PR: Lauren became the unofficial C-Camera Operator, but also Boom Operator, whenever the scenes were just too complicated. So she was always filling in all the spots that Patrick and I didn’t have enough arms for, besides also producing the film while we were going.
PR: We straight up didn’t have to production design anything, we’d just walk into wherever we were like, “Well this looks like a shitty motel, because it is, and it looks fine!” The Airbnb was maybe one of the funnier ones where we also didn’t have to PD it, because there was a bunch of weird stuff in there like the weird mannequin hand at the back that was already there. I don’t remember if we brought in all those candles, or if a lot of those were in the house as well.
LB: I made those candles because we had no money (laughs).
PR: (Laughs) See, that’s the thing, there are definitely black holes in all of our memories for certain days of the shoot.
PY: That’s right, I remember before in pre-production you literally making candles.
Make sure to put that in the credits.
PR: Candle master.
What was the biggest lesson that you’ve taken away from this project?
PR: Always have a sound guy (laughs). No, I think that learning to loosen up when directing, in terms of not needing to be on book for everything and not needing to adhere to what you thought you needed to do going into it, was really important. Also what doing improv takes, even in a scripted movie, and just letting the actors go wild when they want, I think that’s something I’ll always take with me after this.
PY: Yeah, this affected my directing style immensely. Coming from a screenwriting background, I’m very used to basing all of my direction and prep off of a script, which we did not have here and had to learn very quickly. I’m still learning how to just go off of what the actors gave us.
LB: I think for me, I think we all agree, we wouldn’t maybe do it quite this way again, just because of how sleep deprived and hard it was. I think it was a good thing for us to be able to just go out and make a movie, even if we’re not fully funded or it doesn’t look like a big thing. You can still get a really amazing story out of it. I think that was a huge lesson as a producer: you can still make something really great if you have the right people on deck.

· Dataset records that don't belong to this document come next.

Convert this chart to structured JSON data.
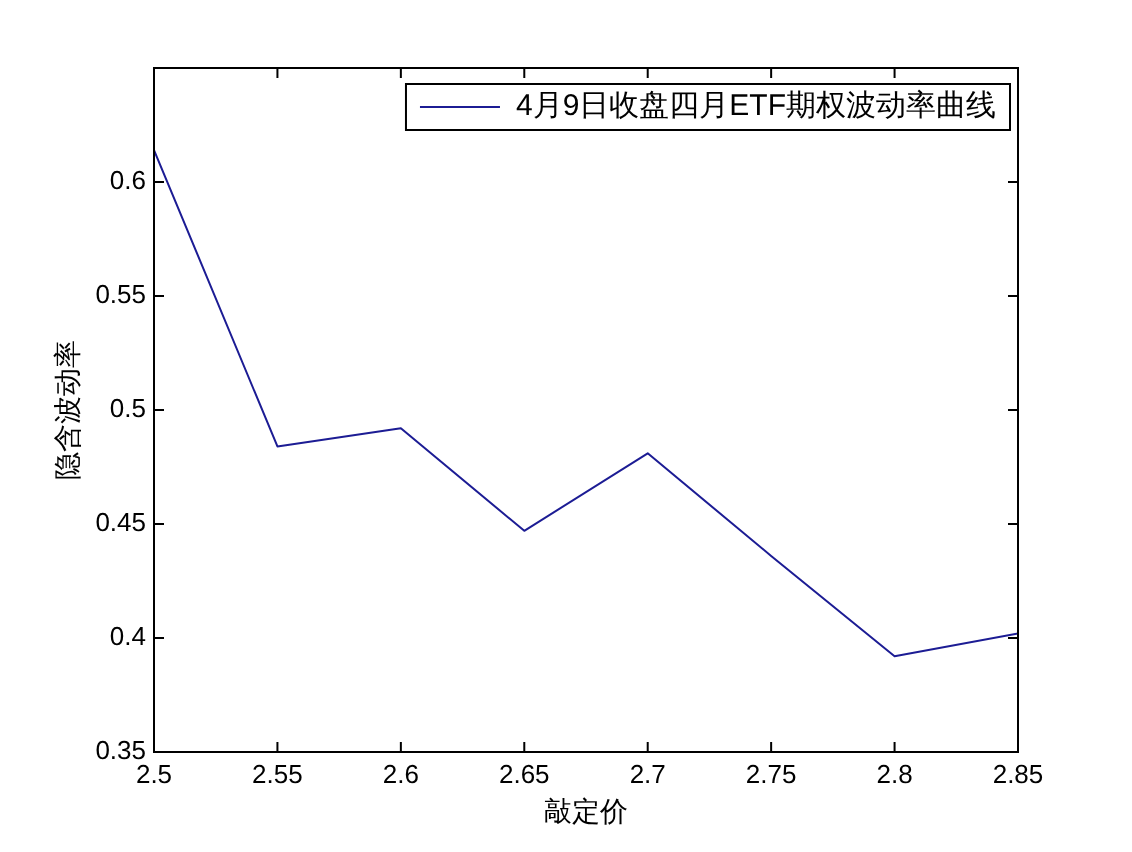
{
  "chart_data": {
    "type": "line",
    "xlabel": "敲定价",
    "ylabel": "隐含波动率",
    "x": [
      2.5,
      2.55,
      2.6,
      2.65,
      2.7,
      2.75,
      2.8,
      2.85
    ],
    "series": [
      {
        "name": "4月9日收盘四月ETF期权波动率曲线",
        "color": "#1c1c94",
        "values": [
          0.614,
          0.484,
          0.492,
          0.447,
          0.481,
          0.436,
          0.392,
          0.402
        ]
      }
    ],
    "xlim": [
      2.5,
      2.85
    ],
    "ylim": [
      0.35,
      0.65
    ],
    "xticks": [
      2.5,
      2.55,
      2.6,
      2.65,
      2.7,
      2.75,
      2.8,
      2.85
    ],
    "yticks": [
      0.35,
      0.4,
      0.45,
      0.5,
      0.55,
      0.6
    ],
    "grid": false,
    "legend": "top right",
    "marker": "none",
    "line_style": "solid"
  }
}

PY: It made me so happy and confident in my friend choices. Look at these people, who I gave $5500 and twenty pages, and they gave us a whole movie that’s going out on Blu Ray with tonnes of extras and played at film festivals. They’re so talented!
Would you ever do a project like this again?
PR: Actually we have a ‘Making Of’ that’s coming out on the Arrow Blu-Ray, and the last five minutes of it is all dedicated to would we do this again. I think the unanimous answer was we would do something like it again, but it would need one more person on the road and travel days where there wasn’t any shooting happening.
PY: We had no space, no money, no script, no crew. If we just had at least one more of those things: a little bit more money so that we all had our own hotel rooms and downtime, or one or two members of crew, or an actual script, or a stricter schedule. Just something more to grab onto. I don’t think we literally could do it this way again, because we know what we did wrong and what we could do better. Thankfully, it’s still good. I think.
PR: (Laughs) Glowing endorsement that’ll go on the cover of the fucking DVD: ‘It’s still good I think, Patrick Young’.